Featured in PASCO’s Advanced Biology through Inquiry Teacher Guide
This manual features 22 challenging, standards-based, inquiry lab activities for AP, IB, and honors programs.
Students follow the growth and development of Wisconsin Fast Plants and determine if limiting cross-pollination to certain plants with a desired trait affects the frequency of that trait in the second generation.
Students follow the growth and development of Wisconsin Fast Plants® (a variety of Brassica rapa) through two generations. These plants have a short life cycle, can be grown easily in the classroom, and offer an assortment of traits students can readily observe. Quantitative traits, such as height, trichome hairs, and number of true leaves, offer students an opportunity to apply statistics to describe the range and variation in these traits in a population. Unlike discrete traits, such as flower color, quantitative traits are continuous in a population and are typically represented in histograms (frequency graphs).

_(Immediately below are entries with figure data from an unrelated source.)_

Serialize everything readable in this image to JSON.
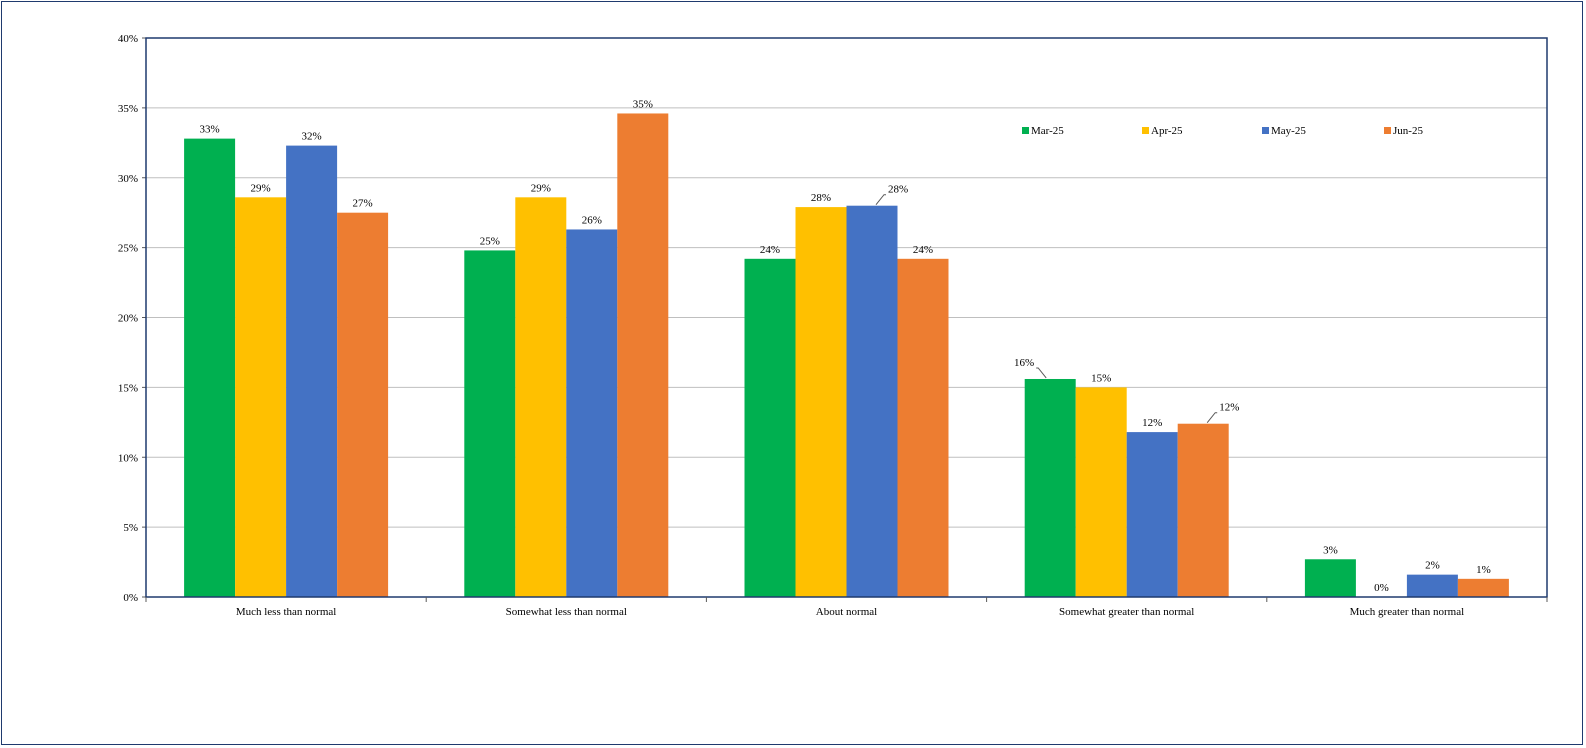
{
  "chart_data": {
    "type": "bar",
    "categories": [
      "Much less than normal",
      "Somewhat less than normal",
      "About normal",
      "Somewhat greater than normal",
      "Much greater than normal"
    ],
    "series": [
      {
        "name": "Mar-25",
        "color": "#00b050",
        "values": [
          32.8,
          24.8,
          24.2,
          15.6,
          2.7
        ],
        "labels": [
          "33%",
          "25%",
          "24%",
          "16%",
          "3%"
        ]
      },
      {
        "name": "Apr-25",
        "color": "#ffc000",
        "values": [
          28.6,
          28.6,
          27.9,
          15.0,
          0.0
        ],
        "labels": [
          "29%",
          "29%",
          "28%",
          "15%",
          "0%"
        ]
      },
      {
        "name": "May-25",
        "color": "#4472c4",
        "values": [
          32.3,
          26.3,
          28.0,
          11.8,
          1.6
        ],
        "labels": [
          "32%",
          "26%",
          "28%",
          "12%",
          "2%"
        ]
      },
      {
        "name": "Jun-25",
        "color": "#ed7d31",
        "values": [
          27.5,
          34.6,
          24.2,
          12.4,
          1.3
        ],
        "labels": [
          "27%",
          "35%",
          "24%",
          "12%",
          "1%"
        ]
      }
    ],
    "yticks": [
      "0%",
      "5%",
      "10%",
      "15%",
      "20%",
      "25%",
      "30%",
      "35%",
      "40%"
    ],
    "ylim": [
      0,
      40
    ],
    "grid": true,
    "legend_position": "top-right",
    "title": "",
    "xlabel": "",
    "ylabel": ""
  }
}
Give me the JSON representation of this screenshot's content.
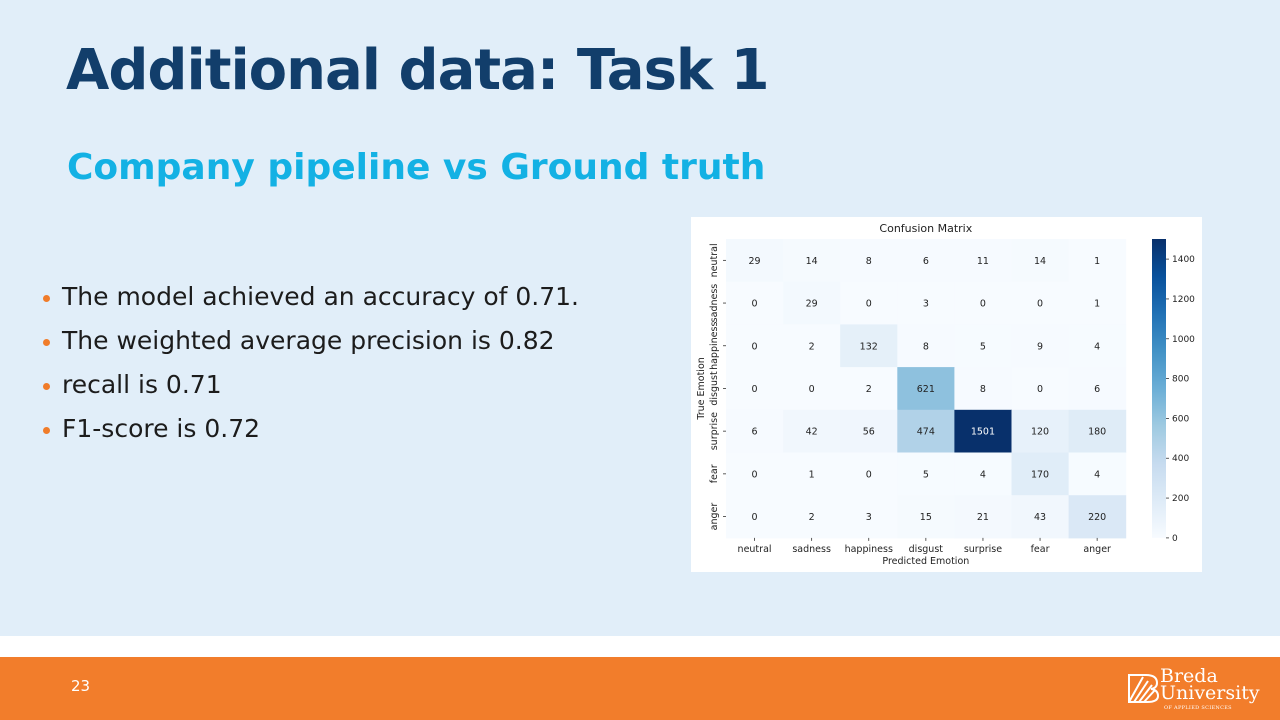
{
  "slide": {
    "title": "Additional data: Task 1",
    "subtitle": "Company pipeline vs Ground truth",
    "bullets": [
      "The model achieved an accuracy of 0.71.",
      "The weighted average precision is 0.82",
      "recall is 0.71",
      "F1-score is 0.72"
    ],
    "page_number": "23",
    "logo": {
      "line1": "Breda",
      "line2": "University",
      "line3": "OF APPLIED SCIENCES"
    }
  },
  "colors": {
    "title": "#123e6b",
    "subtitle": "#13b1e4",
    "bullet": "#f07c2a",
    "footer": "#f27d2b",
    "background": "#e1eef9"
  },
  "chart_data": {
    "type": "heatmap",
    "title": "Confusion Matrix",
    "xlabel": "Predicted Emotion",
    "ylabel": "True Emotion",
    "x_categories": [
      "neutral",
      "sadness",
      "happiness",
      "disgust",
      "surprise",
      "fear",
      "anger"
    ],
    "y_categories": [
      "neutral",
      "sadness",
      "happiness",
      "disgust",
      "surprise",
      "fear",
      "anger"
    ],
    "values": [
      [
        29,
        14,
        8,
        6,
        11,
        14,
        1
      ],
      [
        0,
        29,
        0,
        3,
        0,
        0,
        1
      ],
      [
        0,
        2,
        132,
        8,
        5,
        9,
        4
      ],
      [
        0,
        0,
        2,
        621,
        8,
        0,
        6
      ],
      [
        6,
        42,
        56,
        474,
        1501,
        120,
        180
      ],
      [
        0,
        1,
        0,
        5,
        4,
        170,
        4
      ],
      [
        0,
        2,
        3,
        15,
        21,
        43,
        220
      ]
    ],
    "colorbar": {
      "min": 0,
      "max": 1501,
      "ticks": [
        0,
        200,
        400,
        600,
        800,
        1000,
        1200,
        1400
      ]
    },
    "colormap": "Blues"
  }
}
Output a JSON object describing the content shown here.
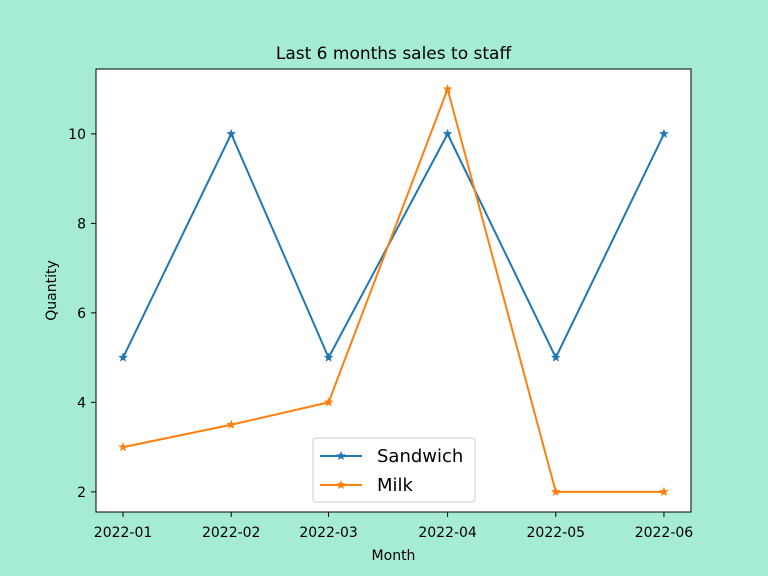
{
  "chart_data": {
    "type": "line",
    "title": "Last 6 months sales to staff",
    "xlabel": "Month",
    "ylabel": "Quantity",
    "categories": [
      "2022-01",
      "2022-02",
      "2022-03",
      "2022-04",
      "2022-05",
      "2022-06"
    ],
    "ylim": [
      1.55,
      11.45
    ],
    "yticks": [
      2,
      4,
      6,
      8,
      10
    ],
    "grid": false,
    "legend_position": "lower-center",
    "marker": "star",
    "series": [
      {
        "name": "Sandwich",
        "color": "#1f77b4",
        "values": [
          5,
          10,
          5,
          10,
          5,
          10
        ]
      },
      {
        "name": "Milk",
        "color": "#ff7f0e",
        "values": [
          3,
          3.5,
          4,
          11,
          2,
          2
        ]
      }
    ],
    "x_positions": [
      0,
      1,
      1.9,
      3,
      4,
      5
    ]
  }
}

In the Initial Investigation, students measure the height and one additional quantitative trait of their choice. They then select a small proportion of plants to cross-pollinate and determine if the selection of plants based on a certain trait affects the frequency of the trait in the subsequent generation. The study of a real population, and the time invested in tending and growing two generations of plants, is invaluable in helping students develop true science process skills, especially the application of descriptive statistics to data. This lab is less about students obtaining a predicted set of results than it is about students engaging in the process of scientific inquiry. After they gain skills in growing the Fast Plants® and using statistics to make meaning of data, students can design and carry out an experiment of their own design.
This experiment may require software and an interface for data collection.